Раньше он никогда не говорил таким тихим голосом. Дядя, обессиленный, точно мотылек глубокой осенью, неотрывно смотрел на яркие языки пламени. Он весь как-то усох. Самурай, сам не веря в то, что говорит, изо всех сил пытался утешить старика. Рику потупившись слушала их разговор. Иногда, не в силах сдержать слезы от безмерной жалости к мужу, который вынужден был лгать дяде, она выходила из комнаты. А Самурай лгал без конца, чтобы хоть на один день продлить старику угасавшую жизнь. Единственным желанием дяди, навязчивой идеей было умереть на земле Курокава, на земле предков.

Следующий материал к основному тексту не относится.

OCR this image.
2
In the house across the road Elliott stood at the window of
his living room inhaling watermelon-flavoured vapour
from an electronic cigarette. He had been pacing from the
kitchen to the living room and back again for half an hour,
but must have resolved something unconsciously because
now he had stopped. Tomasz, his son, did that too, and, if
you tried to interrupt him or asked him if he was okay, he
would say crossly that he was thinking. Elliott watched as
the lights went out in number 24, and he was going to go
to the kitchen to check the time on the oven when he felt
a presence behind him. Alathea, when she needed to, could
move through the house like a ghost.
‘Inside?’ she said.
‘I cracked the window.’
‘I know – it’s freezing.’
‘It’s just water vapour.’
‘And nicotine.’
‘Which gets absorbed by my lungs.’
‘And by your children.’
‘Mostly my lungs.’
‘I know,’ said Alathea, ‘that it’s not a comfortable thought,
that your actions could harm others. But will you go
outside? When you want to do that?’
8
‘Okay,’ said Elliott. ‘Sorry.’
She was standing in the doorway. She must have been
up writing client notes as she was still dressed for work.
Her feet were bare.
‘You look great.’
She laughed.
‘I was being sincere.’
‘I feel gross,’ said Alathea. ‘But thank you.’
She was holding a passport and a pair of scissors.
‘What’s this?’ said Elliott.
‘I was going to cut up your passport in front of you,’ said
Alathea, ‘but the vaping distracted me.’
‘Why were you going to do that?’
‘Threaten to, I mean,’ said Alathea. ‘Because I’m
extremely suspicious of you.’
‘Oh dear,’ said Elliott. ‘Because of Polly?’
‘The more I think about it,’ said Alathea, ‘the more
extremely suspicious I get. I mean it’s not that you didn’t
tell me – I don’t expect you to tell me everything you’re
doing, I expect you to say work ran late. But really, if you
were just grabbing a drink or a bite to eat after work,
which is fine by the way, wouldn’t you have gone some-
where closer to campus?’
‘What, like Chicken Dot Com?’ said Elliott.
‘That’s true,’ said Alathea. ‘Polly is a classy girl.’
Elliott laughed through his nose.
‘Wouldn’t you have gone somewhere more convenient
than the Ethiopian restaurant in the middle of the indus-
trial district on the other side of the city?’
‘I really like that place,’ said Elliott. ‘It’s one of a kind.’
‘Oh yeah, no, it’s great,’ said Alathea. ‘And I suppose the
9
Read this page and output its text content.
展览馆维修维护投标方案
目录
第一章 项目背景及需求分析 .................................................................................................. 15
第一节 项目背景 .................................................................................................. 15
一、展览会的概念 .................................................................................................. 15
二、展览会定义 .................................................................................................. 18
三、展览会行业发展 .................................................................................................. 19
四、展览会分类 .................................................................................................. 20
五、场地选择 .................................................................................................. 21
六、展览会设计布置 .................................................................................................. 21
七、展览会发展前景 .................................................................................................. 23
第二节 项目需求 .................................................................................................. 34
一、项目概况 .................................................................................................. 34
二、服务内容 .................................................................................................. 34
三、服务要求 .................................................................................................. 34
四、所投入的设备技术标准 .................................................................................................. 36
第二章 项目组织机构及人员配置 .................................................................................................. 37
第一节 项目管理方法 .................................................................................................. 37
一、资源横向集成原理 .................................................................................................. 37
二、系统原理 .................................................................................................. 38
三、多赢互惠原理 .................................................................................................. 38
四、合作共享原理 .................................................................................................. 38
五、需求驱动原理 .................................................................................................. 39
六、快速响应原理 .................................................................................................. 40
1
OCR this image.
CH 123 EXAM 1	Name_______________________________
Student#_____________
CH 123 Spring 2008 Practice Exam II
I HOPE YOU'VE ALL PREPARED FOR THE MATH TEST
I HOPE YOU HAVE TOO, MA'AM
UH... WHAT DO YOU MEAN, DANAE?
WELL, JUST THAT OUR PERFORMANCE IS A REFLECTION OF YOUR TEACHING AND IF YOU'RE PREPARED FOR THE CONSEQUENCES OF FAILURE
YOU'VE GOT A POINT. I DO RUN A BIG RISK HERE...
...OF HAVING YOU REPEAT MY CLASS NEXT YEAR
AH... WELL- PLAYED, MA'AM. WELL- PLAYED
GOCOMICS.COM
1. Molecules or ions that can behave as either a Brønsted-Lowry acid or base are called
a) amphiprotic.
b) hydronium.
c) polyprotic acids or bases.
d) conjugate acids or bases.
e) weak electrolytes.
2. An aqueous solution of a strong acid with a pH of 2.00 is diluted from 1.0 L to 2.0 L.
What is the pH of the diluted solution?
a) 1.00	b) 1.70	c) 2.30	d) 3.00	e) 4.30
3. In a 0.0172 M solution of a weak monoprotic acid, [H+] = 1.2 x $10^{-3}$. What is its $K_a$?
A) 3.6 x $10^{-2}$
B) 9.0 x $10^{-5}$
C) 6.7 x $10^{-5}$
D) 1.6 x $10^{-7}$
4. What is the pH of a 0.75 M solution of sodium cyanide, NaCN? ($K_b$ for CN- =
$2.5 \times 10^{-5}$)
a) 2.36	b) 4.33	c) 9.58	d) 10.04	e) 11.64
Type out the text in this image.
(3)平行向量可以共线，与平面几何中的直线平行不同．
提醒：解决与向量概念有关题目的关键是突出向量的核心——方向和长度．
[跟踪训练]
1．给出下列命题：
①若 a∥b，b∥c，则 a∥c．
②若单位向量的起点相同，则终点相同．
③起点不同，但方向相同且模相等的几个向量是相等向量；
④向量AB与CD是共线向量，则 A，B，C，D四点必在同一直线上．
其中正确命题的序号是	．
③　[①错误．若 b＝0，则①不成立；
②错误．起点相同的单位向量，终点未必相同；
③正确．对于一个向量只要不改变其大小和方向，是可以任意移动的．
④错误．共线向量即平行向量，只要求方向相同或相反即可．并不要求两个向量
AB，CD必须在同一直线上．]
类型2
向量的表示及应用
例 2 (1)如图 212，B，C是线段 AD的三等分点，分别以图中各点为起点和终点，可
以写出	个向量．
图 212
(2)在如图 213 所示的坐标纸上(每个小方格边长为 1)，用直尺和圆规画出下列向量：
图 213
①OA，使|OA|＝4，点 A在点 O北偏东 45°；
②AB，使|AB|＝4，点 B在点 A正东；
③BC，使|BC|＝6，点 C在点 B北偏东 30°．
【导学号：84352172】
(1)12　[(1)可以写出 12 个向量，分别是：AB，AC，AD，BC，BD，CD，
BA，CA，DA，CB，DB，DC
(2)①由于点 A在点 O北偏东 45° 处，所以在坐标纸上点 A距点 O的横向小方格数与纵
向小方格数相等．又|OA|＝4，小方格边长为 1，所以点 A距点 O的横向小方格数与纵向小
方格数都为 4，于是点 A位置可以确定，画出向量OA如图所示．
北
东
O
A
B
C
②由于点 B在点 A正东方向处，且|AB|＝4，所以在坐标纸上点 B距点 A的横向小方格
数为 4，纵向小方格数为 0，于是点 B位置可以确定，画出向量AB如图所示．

Когда Самураю становилось совсем невмоготу сидеть наедине с дядей, он, гоня от себя навязчивые мысли, работал вместе с крестьянами с утра до ночи. Теперь единственным утешением для него было взвалить на спину огромную вязанку дров и, преодолевая боль в спине, тащить ее по горной тропе до хижины углежогов. За ним молча следовал с такой же вязанкой дров Ёдзо в узких, едва не лопающихся штанах. После возвращения на родину Самурай ни разу не заговорил с ним о случившемся. Но когда они садились отдохнуть в долине, где траву нежно ласкали золотые лучи солнца, достаточно было видеть, как он молча смотрит в одну точку, чтобы без слов понять, что у него на душе.